Following in the footsteps of Alex Garland’s first feature Ex-Machina (2015), the film opens with Lena (Natalie Portman) caged inside an interrogation room as Lomax (Benedict Wong) questions her. Compressed inside a radiation suit mask, the face of Wong is alien and unwelcoming. The nature of his cross-examination is a force known as ‘The Shimmer’ – a growing strange zone that takes no prisoners (in an apparent reference to The Zone in Stalker). Consequentially flashbacking to Lena in a state of deep grief surrounding her husband’s, Kane (Oscar Isaac), departure for a disclosed mission 12 months previous, life is a macabre affair aside from her biologist work.

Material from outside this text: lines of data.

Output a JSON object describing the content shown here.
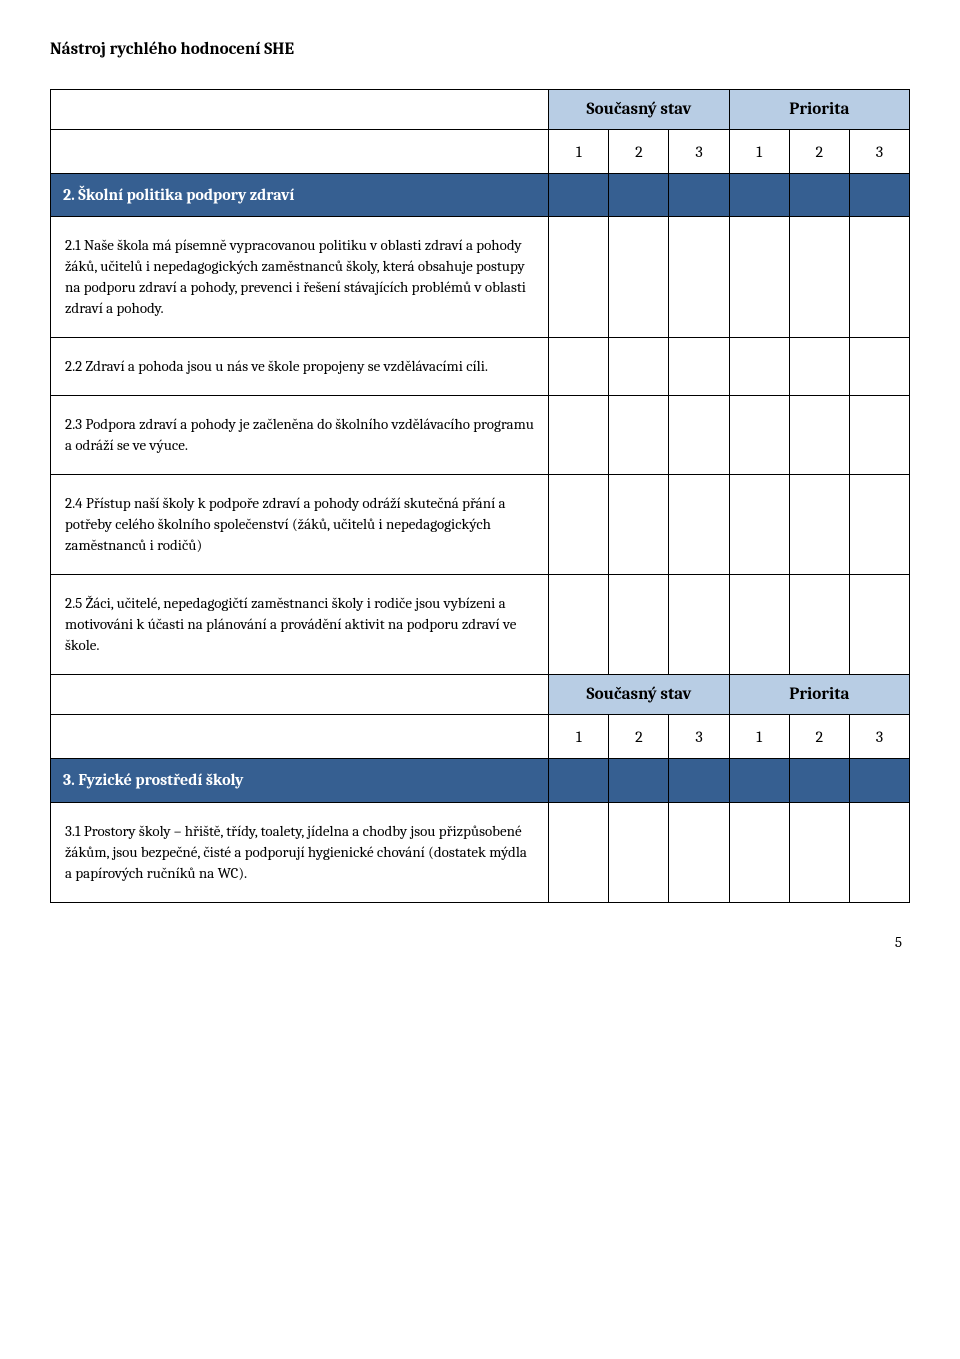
{
  "doc_title": "Nástroj rychlého hodnocení SHE",
  "page_number": "5",
  "colors": {
    "header_bg": "#b8cde4",
    "section_bg": "#365f91",
    "section_fg": "#ffffff",
    "border": "#000000",
    "page_bg": "#ffffff"
  },
  "typography": {
    "font_family": "Cambria, Georgia, serif",
    "header_fontsize": 17,
    "body_fontsize": 15,
    "header_bold": true
  },
  "column_headers": {
    "group1": "Současný stav",
    "group2": "Priorita",
    "nums": [
      "1",
      "2",
      "3",
      "1",
      "2",
      "3"
    ]
  },
  "sections": [
    {
      "title": "2. Školní politika podpory zdraví",
      "items": [
        "2.1 Naše škola má písemně vypracovanou politiku v oblasti zdraví a pohody žáků, učitelů i nepedagogických zaměstnanců školy, která obsahuje postupy na podporu zdraví a pohody, prevenci i řešení stávajících problémů v oblasti zdraví a pohody.",
        "2.2 Zdraví a pohoda jsou u nás ve škole propojeny se vzdělávacími cíli.",
        "2.3 Podpora zdraví a pohody je začleněna do školního vzdělávacího programu a odráží se ve výuce.",
        "2.4 Přístup naší školy k podpoře zdraví a pohody odráží skutečná přání a potřeby celého školního společenství (žáků, učitelů i nepedagogických zaměstnanců i rodičů)",
        "2.5 Žáci, učitelé, nepedagogičtí zaměstnanci školy i rodiče jsou vybízeni a motivováni k účasti na plánování a provádění aktivit na podporu zdraví ve škole."
      ]
    },
    {
      "title": "3. Fyzické prostředí školy",
      "items": [
        "3.1 Prostory školy – hřiště, třídy, toalety, jídelna a chodby jsou přizpůsobené žákům, jsou bezpečné, čisté a podporují hygienické chování (dostatek mýdla a papírových ručníků na WC)."
      ]
    }
  ]
}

Proceeding further back in time, Lena recalls being enwrapped in her lover’s company. Simply observing Rob Hardy’s colour palette in these scenes, it’s plainly a brighter time for both of them. Part of the military, Isaac’ brutish physique informs the viewer on everything about his demeanour. In his decision to initial interchange time, its swift employment creates an eerie imprint when Kane suddenly returns home. The result is a questioning of Lena’s mental state and recalls the chilling execution of the occult in David Lowery’s A Ghost Story (2017).

Jumping forwards, Lena is compelled to venture into ‘The Shimmer’ with a team of fellow scientist to discover the true origins of this alien force. Comprised of Dr. Ventress (Jennifer Jason Leigh), Thorensen (Gina Rodriguez), Sheppard (Tuva Novotny) and physician Josie Radek (Tessa Thompson), it is a team filled with some of the best minds. An antithesis to the U.S. Government’s previous designs of sending solely military men, including Kane, the new approach is a last chance to make it to the source The Shimmer – a lighthouse where a meteorite sparked the whole occurrence.

From the moment the team enter the alien environment, the production, art direction and design of the milieu entrances you with its beauty and danger. Dually eliciting both in the nature world of The Shimmer, as the team get deeper and deeper into its grasps, the more vicious nature’s power. Stated previous, evoking Tarkovsky Stalker is always a danger game to play, yet Annihilation’s powerful aura simply could not exist without the former. In this, the intuitive reaction to key scenes in Garland’s film are primitive moments of awe filled fear. Formulated with inventive CGI work from Milk VFX and Double Negative – who worked on Ex-Machina – the creature and natural surroundings that inhabit the screen are staggering.

Maintained by responsive performances from all the cast, particularly Portman who emulates the physicality of her lead role in Darren Aronofsky’s devilish Black Swan (2010), Garland follows up one sci-fi masterstroke with another.

After being dropped for theatrical release in the UK by Paramount for seemingly being too ‘intellectual’ for contemporary audiences, Netflix have picked up a genuine rare species of film. Sadly observing the film on my TV, its cinematic charm would only be heightened in an amphitheatre, as referenced with Sweet Country (Warwick Thornton, 2017; out in cinemas right now). Irrespective, Annihilation only reiterates that in contemporary film a piece can never be above an audience’s intellect. Working from the script to screen, Garland is slowly becoming a distinguished auteur, with his latest feature more than contributing generously to his stunning milieu.

Annihilation is out on Netflix on Monday, March 9th.